Pancoska P, Bitto E, Janota V, Keiderling T A
Department of Chemical Physics, Charles University Prague, Czech Republic.
Faraday Discuss. 1994(99):287-310. doi: 10.1039/fd9949900287.
Experimental and computational aspects of the quantitative analysis of vibrational circular dichroism (VCD) of proteins are discussed. Experimentally, the effect of spectral resolution, sample concentration, cell selection and spectral normalization effects are considered. The influence of random intensity variations on the results of quantitative analysis of amide I' VCD are shown to be minor up to a 15% variation in spectral intensity. A computational algorithm, based on factor analysis of the spectra and multiple linear regression calculation of fractions of secondary structures (FC), was designed to analyse quantitatively the details of the VCD spectra-structure relationship. It also enabled the results of VCD measured independently for the amide I' and amide II regions to be combined. Our study is based primarily on the optimization of the calculation to predict FC values for proteins not included in the reference data set used for regression. The best prediction is obtained with the function using only part of the observable independent VCD spectral components. Inclusion of all components actually reduces the prediction accuracy of the analysis. Spectroscopic reasons for such behaviour and the consequences of the interdependence of the crystallographic FC values on the spectra-structure analysis are discussed. Finally, the possibility of utilizing VCD spectra to obtain quantitative structural information about the protein beyond the conventional secondary structure composition is explored. A matrix descriptor of super-secondary structure features for proteins is designed, and preliminary results for prediction of this descriptor from amide I' VCD spectra are presented. These latter calculations use a novel design of the back-propagation neural network.

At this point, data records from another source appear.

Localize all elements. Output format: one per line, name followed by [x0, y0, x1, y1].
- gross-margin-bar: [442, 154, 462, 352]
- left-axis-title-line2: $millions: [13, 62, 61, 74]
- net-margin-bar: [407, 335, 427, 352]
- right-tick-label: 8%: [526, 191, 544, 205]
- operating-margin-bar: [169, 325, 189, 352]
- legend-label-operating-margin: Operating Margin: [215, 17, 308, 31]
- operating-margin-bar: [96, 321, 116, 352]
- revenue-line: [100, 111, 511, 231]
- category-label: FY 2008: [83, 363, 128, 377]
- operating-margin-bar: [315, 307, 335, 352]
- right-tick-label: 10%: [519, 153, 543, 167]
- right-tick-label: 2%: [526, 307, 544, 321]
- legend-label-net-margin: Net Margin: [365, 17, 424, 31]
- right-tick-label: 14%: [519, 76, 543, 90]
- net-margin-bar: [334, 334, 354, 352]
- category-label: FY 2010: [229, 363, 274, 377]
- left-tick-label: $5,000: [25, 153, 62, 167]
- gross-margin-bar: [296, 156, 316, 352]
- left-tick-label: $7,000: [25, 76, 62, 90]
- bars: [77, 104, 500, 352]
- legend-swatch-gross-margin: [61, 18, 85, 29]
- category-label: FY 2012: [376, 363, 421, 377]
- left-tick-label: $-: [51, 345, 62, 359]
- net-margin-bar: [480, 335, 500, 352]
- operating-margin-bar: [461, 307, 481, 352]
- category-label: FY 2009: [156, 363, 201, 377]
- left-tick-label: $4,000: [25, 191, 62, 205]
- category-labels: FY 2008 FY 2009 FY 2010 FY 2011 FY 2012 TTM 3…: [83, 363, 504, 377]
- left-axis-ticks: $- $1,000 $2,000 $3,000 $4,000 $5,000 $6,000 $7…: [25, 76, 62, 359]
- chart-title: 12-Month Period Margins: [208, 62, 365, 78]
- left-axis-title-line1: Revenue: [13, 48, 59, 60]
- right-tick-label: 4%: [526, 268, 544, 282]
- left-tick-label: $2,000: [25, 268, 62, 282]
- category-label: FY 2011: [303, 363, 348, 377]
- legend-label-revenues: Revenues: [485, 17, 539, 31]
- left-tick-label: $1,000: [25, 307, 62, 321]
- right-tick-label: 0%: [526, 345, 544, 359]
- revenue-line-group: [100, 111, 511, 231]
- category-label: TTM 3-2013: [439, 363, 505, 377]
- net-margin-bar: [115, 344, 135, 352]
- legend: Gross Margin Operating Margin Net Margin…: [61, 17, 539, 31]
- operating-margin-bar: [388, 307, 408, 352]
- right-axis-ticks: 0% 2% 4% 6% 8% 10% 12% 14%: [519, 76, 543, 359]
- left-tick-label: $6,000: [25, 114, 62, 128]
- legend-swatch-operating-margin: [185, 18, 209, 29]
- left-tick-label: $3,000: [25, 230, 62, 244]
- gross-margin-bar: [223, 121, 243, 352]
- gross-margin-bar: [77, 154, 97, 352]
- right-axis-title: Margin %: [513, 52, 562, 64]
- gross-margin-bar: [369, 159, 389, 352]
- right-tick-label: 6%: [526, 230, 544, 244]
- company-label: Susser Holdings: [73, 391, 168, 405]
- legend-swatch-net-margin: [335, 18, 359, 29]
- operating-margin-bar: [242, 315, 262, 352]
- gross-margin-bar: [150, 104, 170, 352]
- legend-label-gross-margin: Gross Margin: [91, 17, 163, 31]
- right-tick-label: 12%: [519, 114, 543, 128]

本文讨论了蛋白质振动圆二色性(VCD)定量分析的实验和计算方面。在实验上,考虑了光谱分辨率、样品浓度、样品池选择和光谱归一化的影响。结果表明,在光谱强度变化高达15%时,随机强度变化对酰胺I' VCD定量分析结果的影响较小。设计了一种基于光谱因子分析和二级结构分数(FC)多元线性回归计算的算法,用于定量分析VCD光谱与结构关系的细节。该算法还能够将酰胺I'和酰胺II区域独立测量的VCD结果进行合并。我们的研究主要基于计算的优化,以预测回归参考数据集中未包含的蛋白质的FC值。仅使用部分可观测的独立VCD光谱分量的函数可获得最佳预测结果。实际上,包含所有分量会降低分析的预测准确性。讨论了这种行为的光谱学原因以及晶体学FC值相互依赖对光谱-结构分析的影响。最后,探讨了利用VCD光谱获取超出传统二级结构组成的蛋白质定量结构信息的可能性。设计了一种蛋白质超二级结构特征的矩阵描述符,并给出了从酰胺I' VCD光谱预测该描述符的初步结果。后一种计算使用了反向传播神经网络的新颖设计。